Cathy: “You think your mother's death was your fault, how could you redeem your mother with your love when she was so obstinately set on clinging to her version of the family, and refusing to see the possibility of doing things differently once she was rescued from the intolerable home situation? How could you be responsible for her unchanging point of view, you did enough by offering her another home, she was intelligent, she refused to adapt and change! Jesus had twelve mates to give him love and support, you try to redeem the world with none and without outside help, you explain the state of sin of the entire universe, as your fault – solipsist! As if, if you were killed, every evil would come right and be redeemed... “
As suddenly as they went out, the lights come back on. Alice's eyes are wet and her countenance distorted because this sudden illumination seems to emphasise Cathy's last point. If Alice was killed, or killed herself, the evil would be redeemed, it has the force of a revealed truth. There is the yellow lamp light, a quick glance shows Cathy Alice is in a crisis between this revealed truth of death as expiation, and her own explanation of the innate destructiveness of both Alice's parents and that that was not Alice's fault.

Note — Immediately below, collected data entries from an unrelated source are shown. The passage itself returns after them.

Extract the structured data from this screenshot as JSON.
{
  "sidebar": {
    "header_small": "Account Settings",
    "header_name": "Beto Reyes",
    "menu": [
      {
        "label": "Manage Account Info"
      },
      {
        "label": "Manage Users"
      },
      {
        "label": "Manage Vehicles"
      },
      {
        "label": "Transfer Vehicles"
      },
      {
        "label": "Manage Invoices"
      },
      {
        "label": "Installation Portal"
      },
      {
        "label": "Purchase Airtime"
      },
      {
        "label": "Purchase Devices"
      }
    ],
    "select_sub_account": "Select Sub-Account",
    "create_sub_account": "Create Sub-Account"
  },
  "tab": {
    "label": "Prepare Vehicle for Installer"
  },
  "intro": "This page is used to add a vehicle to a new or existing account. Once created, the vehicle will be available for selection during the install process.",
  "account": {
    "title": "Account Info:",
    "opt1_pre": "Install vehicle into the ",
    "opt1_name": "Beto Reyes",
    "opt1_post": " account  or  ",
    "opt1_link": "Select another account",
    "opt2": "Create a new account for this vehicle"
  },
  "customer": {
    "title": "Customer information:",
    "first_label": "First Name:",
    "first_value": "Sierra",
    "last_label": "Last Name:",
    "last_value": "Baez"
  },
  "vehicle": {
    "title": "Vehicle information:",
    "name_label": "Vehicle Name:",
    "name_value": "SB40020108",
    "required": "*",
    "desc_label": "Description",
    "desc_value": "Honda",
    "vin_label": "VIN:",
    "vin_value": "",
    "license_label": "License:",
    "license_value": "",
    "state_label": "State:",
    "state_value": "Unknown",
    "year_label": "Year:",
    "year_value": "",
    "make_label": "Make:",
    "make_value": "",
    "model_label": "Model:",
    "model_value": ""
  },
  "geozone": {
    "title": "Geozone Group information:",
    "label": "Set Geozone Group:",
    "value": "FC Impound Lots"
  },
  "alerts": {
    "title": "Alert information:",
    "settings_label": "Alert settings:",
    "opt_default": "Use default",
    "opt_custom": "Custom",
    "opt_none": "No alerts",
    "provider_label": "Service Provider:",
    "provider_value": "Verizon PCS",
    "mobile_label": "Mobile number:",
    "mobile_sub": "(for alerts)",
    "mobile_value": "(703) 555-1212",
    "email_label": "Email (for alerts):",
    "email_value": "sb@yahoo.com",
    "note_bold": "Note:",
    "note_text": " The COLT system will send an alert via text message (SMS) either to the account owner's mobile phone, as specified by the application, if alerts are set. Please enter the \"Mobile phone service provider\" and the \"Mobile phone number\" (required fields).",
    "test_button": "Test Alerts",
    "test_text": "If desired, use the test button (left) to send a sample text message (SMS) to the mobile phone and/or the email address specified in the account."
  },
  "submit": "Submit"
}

She tries to help by pointing at the uncurtained window to show Alice that light has only been restored to this section of the city so far, there is more to be revealed, she tells Alice, whole sections are still in impenetrable darkness, don't jump to premature and half revealed conclusions. Healing might lie out there unlit as yet, wait and see. Cathy could kick herself or Alice, then quickly thinks, the possibility of suicide was there all the time, all she has done is bring the ever present danger into the light of the yellow lamp, now she knows what's what she has the power to act, if she has the strength, to save Alice from herself.